Step 6: the result of sequence is stitched together by the order of pressing from No. 1 bucket to No. 256 buckets, obtains the order of all suffix.For 10 ⁹the arrangement set of bar long 100, m=10 ⁹, k=100, its suffix has 10 altogether ⁹× 100=10 ¹¹bar, if its lexcographical order is Suffix ₁< Suffix ₂< ... < Suffix ₁₀₁₁.

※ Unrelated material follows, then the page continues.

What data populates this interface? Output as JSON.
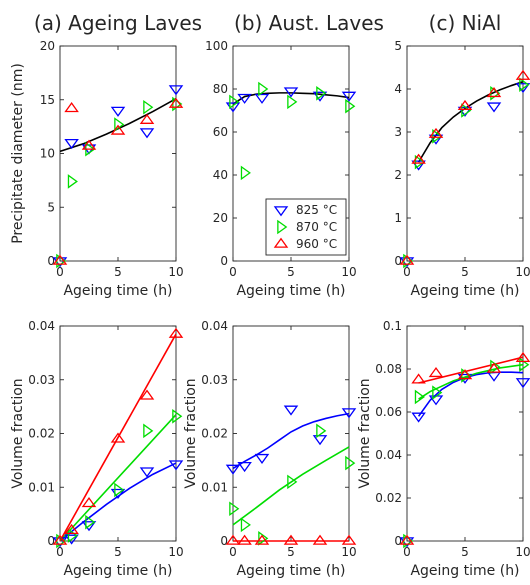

Step 7: get Suffix successively ₁, Suffix ₂..., Suffix ₁₀₁₁bWT character, couple together composition 1,000,000,000

The BWT index of DNA sequence dna.

Step 8: BWT index is exported.

Claims

1. a parallel acceleration method is carried out to multisequencing BWT index construct, it is characterized in that comprising the following steps:

Step 1: determine the length l to separating character string used during suffix piecemeal according to sequence scale and processor memory size; Make Σ={ c ₁, c ₂..., c _σbe a limited alphabet, meet c ₁<c ₂< ... <c _σ, wherein ' < ' represents lexcographical order, and σ represents the character number in alphabet Σ; Make S=s ₁s ₂s _is _k-1s _kbe a limited character string, wherein s _k=' $ ', ' $ ' is end of string mark, s _i∈ Σ, 1≤i<k; S [i, j]=s _is _i+1... s _jrepresent the substring that a character is formed from i-th character to jth of S, wherein 1≤i≤j≤k; The substring of shape as S [j, k] is called the suffix of S, wherein 1≤j≤k; Claim the BWT character that s [j-1] is suffix S [j, k], wherein 1<j≤k; Make the BWT character of suffix S [1, k] be ' $ '; Make R={S ₁, S ₂..., S _mrepresent m bar character string on alphabet Σ, S _ilength be k and S _i[k]=' $ '; For the situation that processor memory size is M byte, l=[(log _σ(mk ²/ (2M)))];

Step 2: build containing σ ^lthe Network of Workstation of individual processor, number consecutively is

Step 3: open up σ in Network of Workstation main memory ^lindividual dynamic bucket, initial size is mk ²/ (4 σ ^l) byte, label is followed successively by 1 to σ ^l, bucket is internal memory piecemeal;

Step 4: subregion is carried out to the m*k bar suffix comprised in arrangement set R,

Step 4.1: put i=1;

Step 4.2: subregion is carried out to the suffix of i-th sequence,

Step 4.2.1: put j=1;

Step 4.2.2: the suffix S checking i-th sequence _ifront l the character S of [j, k] _i[j, j+l-1], for the suffix of curtailment l, adds character c at its end ₁until reach l length, c ₁∈ Σ; If S _i[j, j+l-1]=c _i1c _i2c _il, then by suffix S _i[j, k] puts into the bucket being numbered h, wherein h=(i ₁-1) * σ ^l-1+ (i ₂-1) * σ ^l-2++ (i _l-1) * σ ^l-l+ 1, i ₁, i ₂..., i _ls respectively _il the character comprised in [j, j+l-1] is at alphabet Σ={ c ₁, c ₂..., c _σin serial number, if memory headroom is not enough to deposit new suffix in bucket, then by its memory headroom expansion mk ²/ (16 σ ^l) byte;

Step 4.2.3: put j=j+1;

Step 4.2.4: if j≤k, then go to step 4.2.2, otherwise go to step 4.3;

Step 4.3: put i=i+1;

Step 4.4: if i≤m, then go to step 4.2, otherwise go to step 5;

Step 5: at σ ^lconcurrently to σ on individual processor ^lsuffix in individual bucket carries out lexcographical order sequence respectively, processor p _tthe suffix be numbered in the bucket of t is sorted, 1≤t≤σ ^l;

Step 6: according to numbering from 1 to σ ^lorder suffix sorted in each bucket is stitched together, obtain the order (lexcographical order) of all suffix in R, comprise m bar sequence in arrangement set R, every bar sequence has k suffix, m*k bar suffix is comprised altogether, if the lexcographical order of these suffix is Suffix in arrangement set R ₁<Suffix ₂< ... <Suffix _m*k;

Step 7: get Suffix successively ₁, Suffix ₂..., Suffix _m*kbWT character, couple together the BWT index obtaining R;

Step 8: BWT index is exported.

2. one according to claim 1 carries out parallel acceleration method to multisequencing BWT index construct, it is characterized in that the σ described in step 2 ^lindividual processor refers to σ ^lindividual CPU.